This article describes three possible approaches how to enforce permitted operator bindings based on semantic types but also taking into account that some semantic types are static in nature while others are dynamic.
The grammar (status April 14, 2010) defines syntax that allows a semantic type to be specified in a RECORD
declaration only. If a type is declared as an opaque pointer, such as would be the case for types of dynamic nature, e.g. string and collection types, then there is no syntax to specify a semantic type.
With this approach no additional syntax is added. No type specifiers exist for strings and collections.
TYPE SHORTINT = OPAQUE RECORD ("Z-Type") ... END; TYPE String = OPAQUE; (* strings and collections share the same bindings *)
With this approach additional syntax is provided for opaque pointer declarations. Each semantic type requires a type specifier.
TYPE SHORTINT = OPAQUE RECORD ("Z-Type") ... END; TYPE String = OPAQUE ("S-Type");
With this approach the syntax is changed to put the type specifier into the module header. Each semantic type requires a type specifier.
DEFINITION MODULE SHORTINT ("Z-Type"); DEFINITION MODULE String ("S-Type");
With approach #1 string and collection types would have to share one set of permitted bindings. Either the bindings for <
and >
would have to be permitted for collection types, or the presence of a binding for LENGTH
or COUNT
would have to determine which set of bindings are permitted. The former would leave the semantics of operators <
and >
for collection types undefined and open to library implementors. The latter would lead to some overhead in semantic analysis. Either way would introduce some inconsistency into the language. Overall this approach may give the impression that operator bindings for string and collection types were bolted-on afterwards. Adding further semantic types in the future may become difficult without rendering existing source code incompatible.
Approaches #2 and #3 both have consistent syntax and semantics. Bindings are only permitted if a semantic type is specified. Every semantic type has a specifier and an associated set of permitted bindings. Both approaches can accommodate the addition of further semantic types in the future without rendering existing source code incompatible.
The syntax of approach #2 emphasises the notion that bindings are a property of the type. In the event that the same library also defines other auxiliary types, this syntax has the advantage that it is always clear to which type the semantic type specifier applies.
The syntax of approach #3 emphasises the notion that bindings are a property of the library. Since the definition module of a library also serves as its documentation, this syntax has the advantage that it indicates the semantic model of the library at the top of its documentation. It also has a minor advantage in that the grammar is slightly simpler.
Since approaches #2 and #3 require a specifier for each semantic type, both necessitate the introduction of a new specifier for collection types. The most obvious mnemonic "C-Type" is not available because it is already in use for complex number types. Suitable alternatives would be "A-Type" as a mnemonic for "array notation", or "AA-Type" as a mnemonic for "associative array".
TYPE Dictionary = OPAQUE ("A-Type"); TYPE UniString = OPAQUE ("S-Type");
Another alternative would be "Collection" but this would be inconsistent with other semantic type specifiers. This inconsistency could be resolved by using "String" instead of "S-Type" and reserve single letter based specifiers for numeric types only.
TYPE Dictionary = OPAQUE ("Collection"); TYPE UniString = OPAQUE ("String");
Overall, "A-Type", "S-Type", "Z-Type", "R-Type", "C-Type" and "V-Type" would seem to be the more consistent set of specifiers.
For approach #1 the static semantics would be as follows:
LENGTH
and COUNT
bindings are mutually exclusive.
LENGTH
, then only string bindings are permitted.
COUNT
, then only collection bindings are permitted.
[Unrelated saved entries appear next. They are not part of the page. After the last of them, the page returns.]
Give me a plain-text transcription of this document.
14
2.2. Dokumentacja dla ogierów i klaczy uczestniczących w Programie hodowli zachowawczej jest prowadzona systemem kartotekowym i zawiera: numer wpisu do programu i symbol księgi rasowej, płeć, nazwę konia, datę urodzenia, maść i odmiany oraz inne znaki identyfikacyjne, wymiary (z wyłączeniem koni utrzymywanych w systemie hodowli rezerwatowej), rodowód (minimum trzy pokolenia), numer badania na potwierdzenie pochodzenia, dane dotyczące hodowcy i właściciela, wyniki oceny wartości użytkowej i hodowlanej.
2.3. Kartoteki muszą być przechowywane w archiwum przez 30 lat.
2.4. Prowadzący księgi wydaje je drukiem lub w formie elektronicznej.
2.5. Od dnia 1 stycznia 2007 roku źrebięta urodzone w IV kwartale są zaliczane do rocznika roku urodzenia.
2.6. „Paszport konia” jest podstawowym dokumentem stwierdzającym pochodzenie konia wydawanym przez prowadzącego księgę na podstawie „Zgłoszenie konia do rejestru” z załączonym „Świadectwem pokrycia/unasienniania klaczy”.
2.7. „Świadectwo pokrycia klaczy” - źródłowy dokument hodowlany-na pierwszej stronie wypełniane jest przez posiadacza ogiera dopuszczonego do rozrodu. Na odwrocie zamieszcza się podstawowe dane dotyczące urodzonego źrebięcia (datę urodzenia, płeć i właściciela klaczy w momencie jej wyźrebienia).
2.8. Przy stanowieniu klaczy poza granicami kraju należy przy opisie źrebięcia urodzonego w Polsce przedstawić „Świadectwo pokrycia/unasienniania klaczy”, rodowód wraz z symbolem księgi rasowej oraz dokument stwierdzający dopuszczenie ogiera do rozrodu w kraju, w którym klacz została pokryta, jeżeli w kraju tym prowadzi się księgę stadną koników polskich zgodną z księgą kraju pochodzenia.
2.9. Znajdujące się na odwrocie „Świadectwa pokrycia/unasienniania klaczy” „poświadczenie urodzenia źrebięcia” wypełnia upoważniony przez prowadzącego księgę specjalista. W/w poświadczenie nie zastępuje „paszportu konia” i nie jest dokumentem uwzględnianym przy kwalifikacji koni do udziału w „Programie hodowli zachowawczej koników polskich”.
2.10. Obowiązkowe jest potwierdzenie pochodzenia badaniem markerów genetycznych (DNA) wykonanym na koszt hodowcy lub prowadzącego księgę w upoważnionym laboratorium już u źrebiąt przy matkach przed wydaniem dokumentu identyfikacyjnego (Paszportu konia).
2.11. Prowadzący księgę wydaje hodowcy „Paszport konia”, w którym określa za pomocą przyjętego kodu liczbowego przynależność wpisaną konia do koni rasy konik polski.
For approach #2 the static semantics would be as follows:
For approach #3 the static semantics would be as follows:
Approach #1 is the least favourable because it introduces inconsistencies, requires more semantic analysis and may inhibit the addition of more semantic types in the future. Approaches #2 and #3 are favourable and both are equally suitable. If it is desired to emphasise bindings as a property of the type, #2 may be given preference. If it is desired to emphasise bindings as a property of the library, #3 may be given preference. If the newly required type specifier for collection types is to be chosen with the highest overall consistency in mind then "A-Type" is the most suitable choice.